As a third line, we discussed to establish a therapy with trifluridin and tipiracil. This treatment option was published in 2018 and showed promising results on OS and quality of life when compared to placebo [21, 22]. Unfortunately, our patient died before this therapy regimen could be administered. The rapid deterioration after the surgery to reverse the colostomy was associated with rapid tumor progression. The cause for this rapid progression is not evident and might be due to the discontinuation of the antiangiogenic drug ramucirumab, the surgery itself [23], late knowledge of carcinomatosis due to low detection rates in CT scans [24] as well as other various unknown reasons.

Despite the success of modern chemotherapy, patients with metastatic gastric cancer continue to have a dismal outcome. The 5‑year relative survival for metastatic gastric cancer is 5.5% [25]. The median OS from therapy initiation until death was 13.9 months in HER2-positive patients in the ToGA trial. As mentioned above, this outcome represented a major breakthrough in modern oncology [26]. However, whether HER2-positivity is an independent prognostic marker is controversially discussed [27].

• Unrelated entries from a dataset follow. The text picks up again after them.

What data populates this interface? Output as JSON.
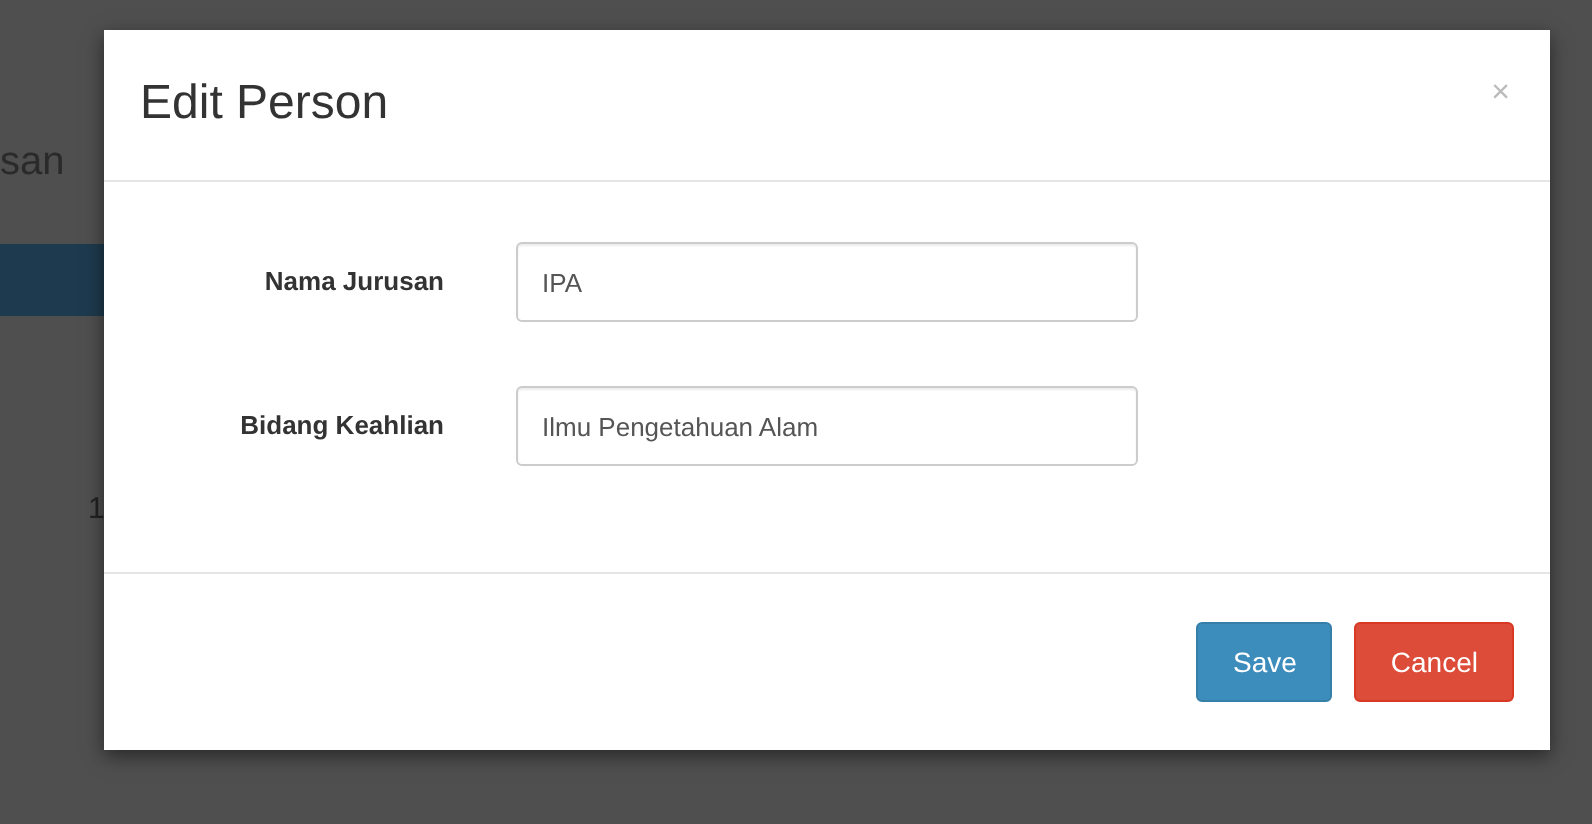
{
  "background": {
    "heading_fragment": "san",
    "cell_fragment": "1"
  },
  "modal": {
    "title": "Edit Person",
    "close": "×",
    "fields": [
      {
        "label": "Nama Jurusan",
        "value": "IPA"
      },
      {
        "label": "Bidang Keahlian",
        "value": "Ilmu Pengetahuan Alam"
      }
    ],
    "buttons": [
      {
        "label": "Save",
        "kind": "primary"
      },
      {
        "label": "Cancel",
        "kind": "danger"
      }
    ]
  }
}
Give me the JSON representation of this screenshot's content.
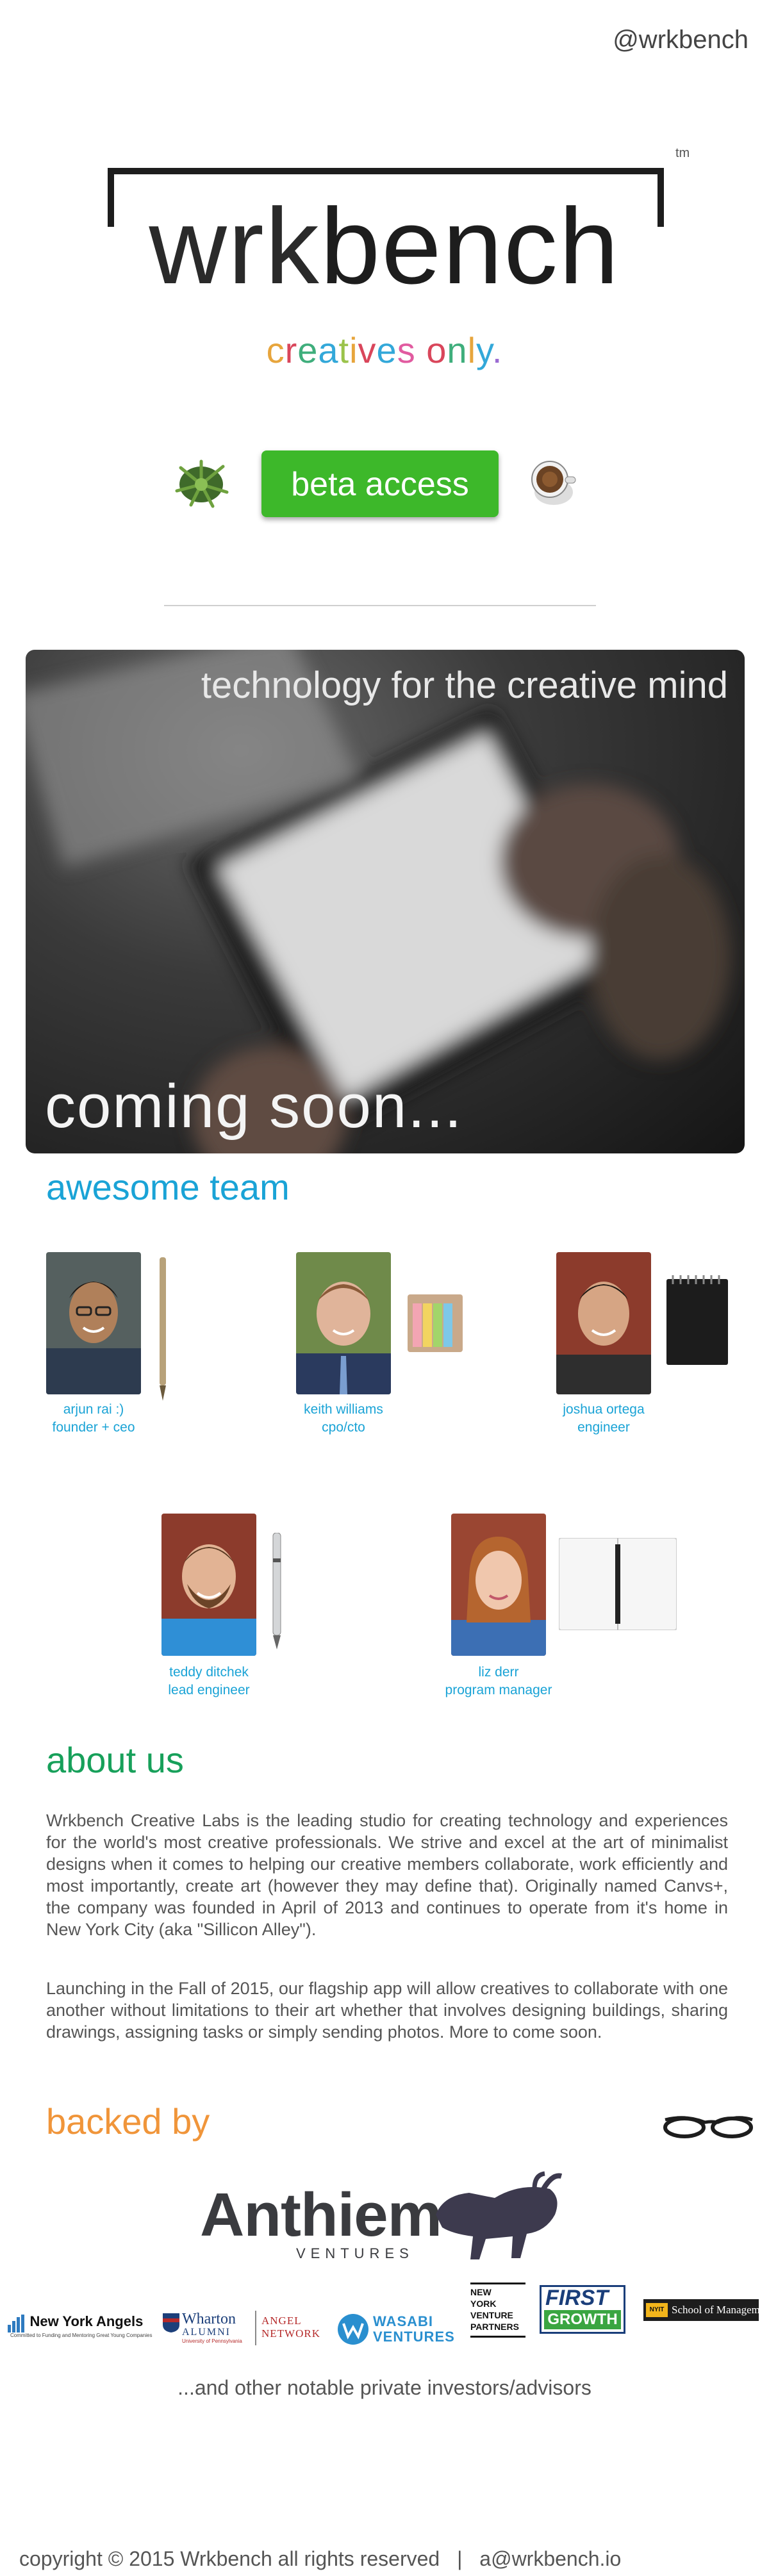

Furthermore, despite the fact that patients with peritoneal carcinomatosis with no measurable disease are known to have a significantly longer survival than that of patients with measurable disease (18.0 vs. 11.6 months), the median survival is still poor [28].

With regard to this data, the survival of our patient was exceptional. This might be due to the good performance status as well as the long treatment responses to first- and second-line therapy. Furthermore, individual treatment decisions which are made in interdisciplinary tumor boards might have contributed to this exceptional survival outcome as well. In addition, a favorable intrinsic biologic behavior of the tumor due to unknown mutations must also be considered. This underlines the importance of new prospective trials to further characterize and analyze gastric cancer cells.

Another important issue to discuss is the microsatellite instability (MSI). In 2017, the checkpoint inhibitor pembrolizumab was approved by the US Food and Drug Administration for the treatment of unresectable or metastatic MSI high solid tumors without any satisfactory alternative treatment options after at least one prior treatment [29]. Thus, pembrolizumab is a valid second and further line option for metastatic gastroesophageal tumors, which are MSI high. Unfortunately, the analysis of our patient’s tumor showed microsatellite stability and, thus, this treatment option was not possible.

Concerning future directions, novel anti-HER2 approaches and combinations are gaining attention. A recent phase II trial showed promising results with the antibody-drug conjugate trastuzumab deruxtecan as a third and further line strategy for patients with HER2-positive advanced gastric cancer [30]. This option is expected to be practice-changing within the next couple of years.

Another potential breakthrough was recently published in June 2020 and shows that pembrolizumab combined with trastuzumab and chemotherapy has promising activity in HER2-positive metastatic esophagogastric cancer in a first-line setting [31].